February 16, 2016 By Larry Loeb 2 min read

At the beginning of this month, Symantec sounded the alarm about Android.Lockdroid.E ransomware, which it said at the time could affect 67 percent of Android users, along with other existing Android ransomware.

The ransomware posed as a pornography app called “Porn ‘O’ Mania,” but its true aim was to take control of the device. It would first try to access device information with a screen that masks the system activation dialog. This dialog is overlaid by a fake “Package Installation” window.

When the user would click on a seemingly innocuous “Continue” button, they give the program root access. It then went on to inflict usual ransomware damage like locking the phone’s screen and encrypting files, demanding payment to get things right once again.

…And It Didn’t Trick Users

But guess what? It failed.

IT PRO reports that Elena Kovakina, senior security analyst at Google, told attendees at the Kaspersky Security Analyst Summit in Tenerife, Spain, that not one Android user was successfully fooled into downloading the ransomware.

According to Kovakina, this was because Google’s security features would have flagged it through Google’s Verify Apps system. The tool scans all the apps available in the Google Play Store and as many of those side-loaded through other app stores as possible.

Kovakina told the summit, according to IT PRO, that malicious apps featuring Lockdroid were downloaded by fewer than 1,000 devices and that Google’s own analytics revealed that “no users actually installed it.” She did not share exactly how those analytics came to that conclusion.

The Verify Apps System

Kovakina said that Google performs scans on 2 million apps every week, looking for what it calls “potentially harmful apps,” or PHAs. These kinds of apps are broadly defined by Google to include ransomware, Trojans or surveillance apps.

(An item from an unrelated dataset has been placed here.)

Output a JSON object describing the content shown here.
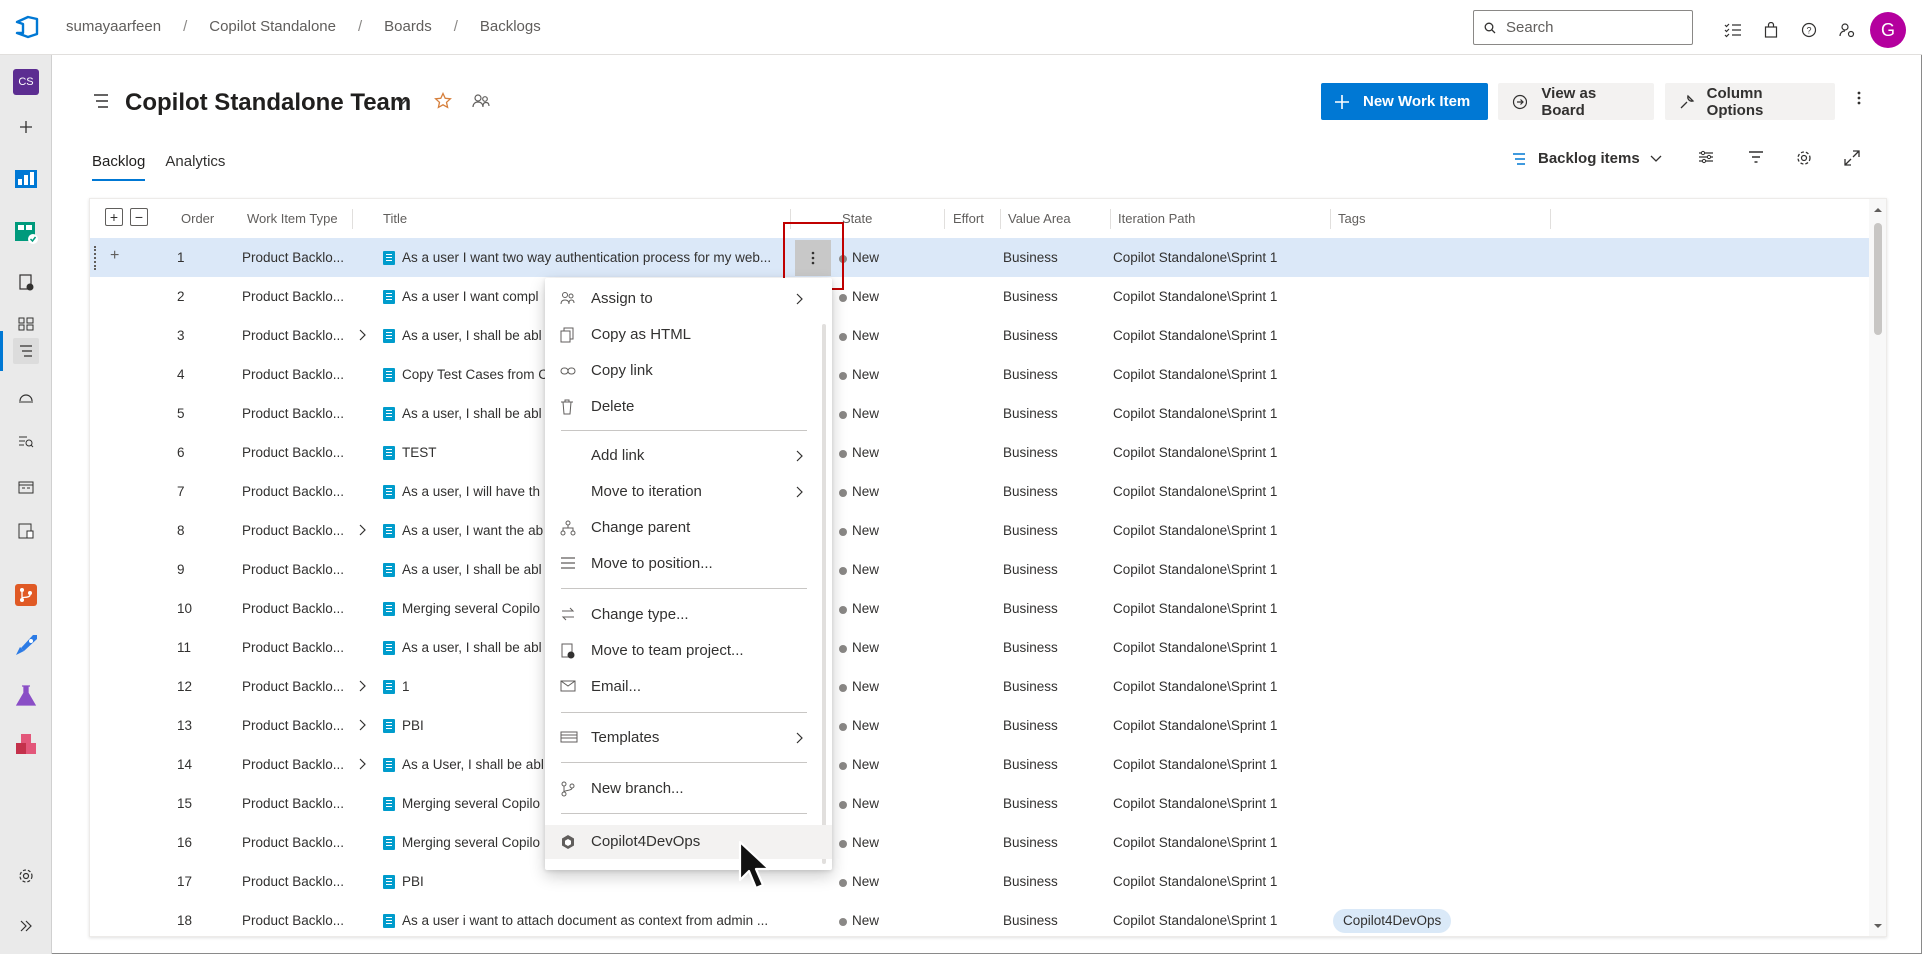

The vast majority of PHAs come via “side-loaded” apps, which originate in other app stores such as torrent sites. According to Google, Google Play apps are 10 times safer than apps from other sources. The infection rate of Android handsets with apps from third-party stores has slid from 2 percent to 1 percent in the past three months. However, handsets containing only Google Play apps are at all but zero, according to Google.

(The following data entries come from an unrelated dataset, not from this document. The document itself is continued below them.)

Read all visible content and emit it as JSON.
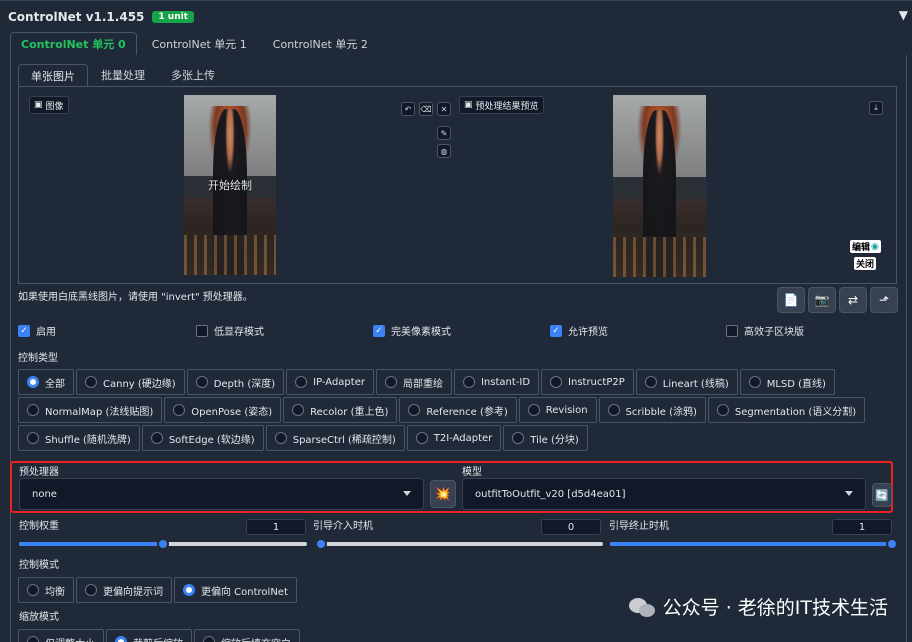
{
  "header": {
    "title": "ControlNet v1.1.455",
    "badge": "1 unit",
    "caret": "▼"
  },
  "unit_tabs": [
    "ControlNet 单元 0",
    "ControlNet 单元 1",
    "ControlNet 单元 2"
  ],
  "input_tabs": [
    "单张图片",
    "批量处理",
    "多张上传"
  ],
  "image_panel": {
    "image_label": "图像",
    "overlay_text": "开始绘制",
    "preview_label": "预处理结果预览",
    "edit_tag": "编辑",
    "close_tag": "关闭"
  },
  "hint": "如果使用白底黑线图片，请使用 \"invert\" 预处理器。",
  "checkboxes": {
    "enable": {
      "label": "启用",
      "checked": true
    },
    "low_vram": {
      "label": "低显存模式",
      "checked": false
    },
    "pixel_perfect": {
      "label": "完美像素模式",
      "checked": true
    },
    "allow_preview": {
      "label": "允许预览",
      "checked": true
    },
    "effective_region": {
      "label": "高效子区块版",
      "checked": false
    }
  },
  "control_type": {
    "label": "控制类型",
    "rows": [
      [
        "全部",
        "Canny (硬边缘)",
        "Depth (深度)",
        "IP-Adapter",
        "局部重绘",
        "Instant-ID",
        "InstructP2P",
        "Lineart (线稿)",
        "MLSD (直线)"
      ],
      [
        "NormalMap (法线贴图)",
        "OpenPose (姿态)",
        "Recolor (重上色)",
        "Reference (参考)",
        "Revision",
        "Scribble (涂鸦)",
        "Segmentation (语义分割)"
      ],
      [
        "Shuffle (随机洗牌)",
        "SoftEdge (软边缘)",
        "SparseCtrl (稀疏控制)",
        "T2I-Adapter",
        "Tile (分块)"
      ]
    ],
    "selected": "全部"
  },
  "preprocessor": {
    "label": "预处理器",
    "value": "none"
  },
  "model": {
    "label": "模型",
    "value": "outfitToOutfit_v20 [d5d4ea01]"
  },
  "sliders": {
    "weight": {
      "label": "控制权重",
      "value": "1",
      "fraction": 0.5
    },
    "start": {
      "label": "引导介入时机",
      "value": "0",
      "fraction": 0.0
    },
    "end": {
      "label": "引导终止时机",
      "value": "1",
      "fraction": 1.0
    }
  },
  "control_mode": {
    "label": "控制模式",
    "options": [
      "均衡",
      "更偏向提示词",
      "更偏向 ControlNet"
    ],
    "selected": "更偏向 ControlNet"
  },
  "resize_mode": {
    "label": "缩放模式",
    "options": [
      "仅调整大小",
      "裁剪后缩放",
      "缩放后填充空白"
    ],
    "selected": "裁剪后缩放"
  },
  "watermark": "公众号 · 老徐的IT技术生活",
  "colors": {
    "accent": "#3b82f6",
    "active_tab": "#22c55e",
    "badge": "#16a34a",
    "highlight": "#ef2020"
  }
}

Google claims that its data analysis can also spot when users are not blocking or uninstalling apps after repeated warnings. This may be because the app is using persistence techniques to dodge removals, such as getting administrator powers, or perhaps the user want to keep it and is unaware of the risk.

The Implications of VA

Kovakina told the summit that in one case in Russia, Google had used Verify Apps to remove a “malicious app” without user permission, based on the assumption that people were trying to get rid of it and failing. While she said that this is something Google only uses “sparingly” for “extremely malicious campaigns,” the fact that Google can do this at all should give one pause.

There seems to be no recourse to the power of Verify Apps. Google acted unilaterally in the app removal, according to Kovakina. This ability dramatically demonstrates who has the ultimate power over Android usage — and it is Google, not the user.